Mushikiwabo

Tribune libre de Dominique Bilde, Député français RN au Parlement Européen du 16/10/2018

Elle est volontiers anglophone, exècre la France et tout ce qui est français. Si l’on ajoute à cela un niveau de maîtrise de notre langue qui, selon l’analyste politique sénégalais Babacar Justin Ndiaye, « sidérerait l’Académie française », c’est donc peu de dire que rien ne prédestinait le ministre des Affaires étrangères rwandais Louise Mushikiwabo à ceindre l’écharpe de secrétaire général de l’Organisation internationale de la Francophonie (« OIF »).

Et pourtant : confirmant que tout est décidément possible en Macronie, Louise Mushikiwabo a été ce 12 octobre officiellement investie à la tête de l’OIF, évinçant sa rivale et actuelle titulaire de cette haute fonction, Michaëlle Jean. Du reste, il ne s’agissait plus là que d’une simple formalité, la décision ayant été entérinée dès juillet par l’Union africaine, et ce en dépit des relations en dents de scie du Rwanda avec le monde francophone – et avec la France en particulier.

Depuis la consécration de l’anglais comme langue officielle en 2003, le Rwanda s’est en effet lancé dans une politique d’anglicisation à marche forcée, des écoles où la langue de Shakespeare a été substituée à celle de Molière en 2010 aux actes officiels du pays, en passant par l’adhésion au Commonwealth en 2009 de l’ancienne colonie belge. « L’anglais est une langue avec laquelle on va plus loin que le français. Au Rwanda, le français ne va nulle part », opinait en 2011 Louise Mushikiwabo, qui ne mâchait à l’époque pas ses mots à l’encontre d’une France accusée de tous les maux.

Rompues entre 2006 et 2009, les relations diplomatiques entre la France et le Rwanda avaient alors trouvé quant à elles une illustration éloquente dans la démolition au bulldozer en juillet 2014 de l’Institut français de Kigali. Quant à l’implication du pays au sein de la Francophonie, elle a laissé tout autant à désirer : affectant de s’exprimer systématiquement en anglais, l’indétrônable Président rwandais Paul Kagame a par ailleurs accumulé les arriérés de paiements entre 2015 et 2018 sur une cotisation annuelle pourtant dérisoire (30 000 euros).

A l’heure où des projections démographiques tablent sur un essor du français grâce à l’insolente démographie africaine, la France n’a donc rien trouvé de mieux qu’insulter symboliquement l’Afrique véritablement francophone, en donnant son blanc-seing au chantre de l’« anglosphère ». En République démocratique du Congo, on s’explique ainsi particulièrement mal l’absence d’un candidat national, alors que la capitale du pays Kinshasa a récemment détrôné Paris comme plus grande ville francophone au monde.
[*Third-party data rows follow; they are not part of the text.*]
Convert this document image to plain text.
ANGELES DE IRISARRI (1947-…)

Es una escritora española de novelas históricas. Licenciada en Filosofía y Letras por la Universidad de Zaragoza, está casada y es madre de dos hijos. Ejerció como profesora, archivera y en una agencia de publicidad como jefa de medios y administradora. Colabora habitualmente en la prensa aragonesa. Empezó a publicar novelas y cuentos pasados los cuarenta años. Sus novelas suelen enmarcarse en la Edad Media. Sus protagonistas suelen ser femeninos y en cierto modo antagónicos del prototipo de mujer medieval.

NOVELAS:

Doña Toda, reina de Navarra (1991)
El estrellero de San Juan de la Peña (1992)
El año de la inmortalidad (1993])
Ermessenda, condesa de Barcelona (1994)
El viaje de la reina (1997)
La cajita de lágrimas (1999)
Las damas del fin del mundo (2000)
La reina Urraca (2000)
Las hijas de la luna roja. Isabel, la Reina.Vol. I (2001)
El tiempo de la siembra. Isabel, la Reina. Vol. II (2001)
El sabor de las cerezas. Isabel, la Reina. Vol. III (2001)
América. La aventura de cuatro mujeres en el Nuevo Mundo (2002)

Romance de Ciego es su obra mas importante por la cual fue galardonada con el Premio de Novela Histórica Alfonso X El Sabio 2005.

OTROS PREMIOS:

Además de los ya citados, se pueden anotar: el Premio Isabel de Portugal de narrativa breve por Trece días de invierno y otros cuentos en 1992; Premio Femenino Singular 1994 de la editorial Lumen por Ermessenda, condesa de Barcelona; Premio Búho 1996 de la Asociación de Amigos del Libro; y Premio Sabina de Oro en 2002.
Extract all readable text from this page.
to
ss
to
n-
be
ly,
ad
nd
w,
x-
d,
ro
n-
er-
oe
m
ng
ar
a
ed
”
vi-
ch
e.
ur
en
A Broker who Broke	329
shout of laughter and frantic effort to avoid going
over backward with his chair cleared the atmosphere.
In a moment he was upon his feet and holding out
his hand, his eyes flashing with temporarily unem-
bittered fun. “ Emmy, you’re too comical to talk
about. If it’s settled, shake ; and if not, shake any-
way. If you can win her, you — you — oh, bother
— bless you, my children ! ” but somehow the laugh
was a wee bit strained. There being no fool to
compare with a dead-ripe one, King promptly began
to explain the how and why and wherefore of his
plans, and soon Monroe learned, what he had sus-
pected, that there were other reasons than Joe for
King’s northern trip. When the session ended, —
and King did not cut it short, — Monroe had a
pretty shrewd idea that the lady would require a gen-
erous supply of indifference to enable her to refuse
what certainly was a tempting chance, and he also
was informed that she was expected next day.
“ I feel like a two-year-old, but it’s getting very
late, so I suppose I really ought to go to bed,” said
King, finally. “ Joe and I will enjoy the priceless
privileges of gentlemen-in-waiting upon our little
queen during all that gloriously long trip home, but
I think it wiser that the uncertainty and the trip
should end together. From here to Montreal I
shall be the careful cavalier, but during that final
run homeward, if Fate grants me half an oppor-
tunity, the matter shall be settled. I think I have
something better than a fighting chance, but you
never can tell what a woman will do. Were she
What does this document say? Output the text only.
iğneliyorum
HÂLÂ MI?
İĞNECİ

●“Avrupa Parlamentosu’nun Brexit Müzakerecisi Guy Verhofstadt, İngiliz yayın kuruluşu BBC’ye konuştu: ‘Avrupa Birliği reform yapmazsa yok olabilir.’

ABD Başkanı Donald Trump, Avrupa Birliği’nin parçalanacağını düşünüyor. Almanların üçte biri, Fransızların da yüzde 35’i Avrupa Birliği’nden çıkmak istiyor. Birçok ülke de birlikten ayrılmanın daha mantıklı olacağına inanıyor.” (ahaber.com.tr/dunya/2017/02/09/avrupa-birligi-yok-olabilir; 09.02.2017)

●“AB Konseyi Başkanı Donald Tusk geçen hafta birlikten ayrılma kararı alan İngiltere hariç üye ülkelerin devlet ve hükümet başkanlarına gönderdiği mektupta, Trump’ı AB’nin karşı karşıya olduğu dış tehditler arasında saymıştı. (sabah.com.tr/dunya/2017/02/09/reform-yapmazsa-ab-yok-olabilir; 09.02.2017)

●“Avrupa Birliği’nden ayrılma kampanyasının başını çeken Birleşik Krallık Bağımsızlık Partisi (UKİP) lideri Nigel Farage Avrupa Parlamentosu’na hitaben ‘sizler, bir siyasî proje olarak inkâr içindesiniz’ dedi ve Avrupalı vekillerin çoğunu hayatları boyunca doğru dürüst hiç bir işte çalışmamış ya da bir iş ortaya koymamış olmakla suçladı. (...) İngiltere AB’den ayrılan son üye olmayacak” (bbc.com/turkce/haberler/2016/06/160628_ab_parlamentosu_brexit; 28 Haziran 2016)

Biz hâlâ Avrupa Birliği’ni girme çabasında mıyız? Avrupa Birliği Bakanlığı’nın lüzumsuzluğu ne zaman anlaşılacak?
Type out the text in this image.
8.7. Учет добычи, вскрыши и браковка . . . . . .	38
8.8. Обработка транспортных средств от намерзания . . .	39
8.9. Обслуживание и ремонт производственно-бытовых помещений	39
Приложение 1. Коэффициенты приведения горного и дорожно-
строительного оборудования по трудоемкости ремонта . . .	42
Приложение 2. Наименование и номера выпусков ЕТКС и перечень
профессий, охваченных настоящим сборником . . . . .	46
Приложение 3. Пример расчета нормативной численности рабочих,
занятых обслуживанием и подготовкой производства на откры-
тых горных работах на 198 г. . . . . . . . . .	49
Du reste, cette décision aberrante est symptomatique d’une Francophonie en déshérence qui, à l’issue de son XVIIème congrès tenu à Erevan, semble désormais s’apparenter à une « ONU du pauvre », attirant des candidatures aussi cocasses que celles de l’Arabie saoudite (retirée à la dernière minute) ou du Kosovo, et délaissant sa mission première de promotion de la langue française dans une Afrique qui en a plus que jamais besoin.

Comment pourrait-il toutefois en être autrement sous la houlette d’un Président qui émaille désormais chacune de ses interventions à l’étranger -par ailleurs parsemées d’anglicismes- par des insultes à peine voilées à l’encontre du peuple qui l’a porté au pouvoir ?

A l’heure où la langue française accuse un recul préoccupant du Québec à l’Algérie, Emmanuel Macron commet par son absence de vision à long terme une erreur historique qui aura tôt fait d’en faire son fossoyeur.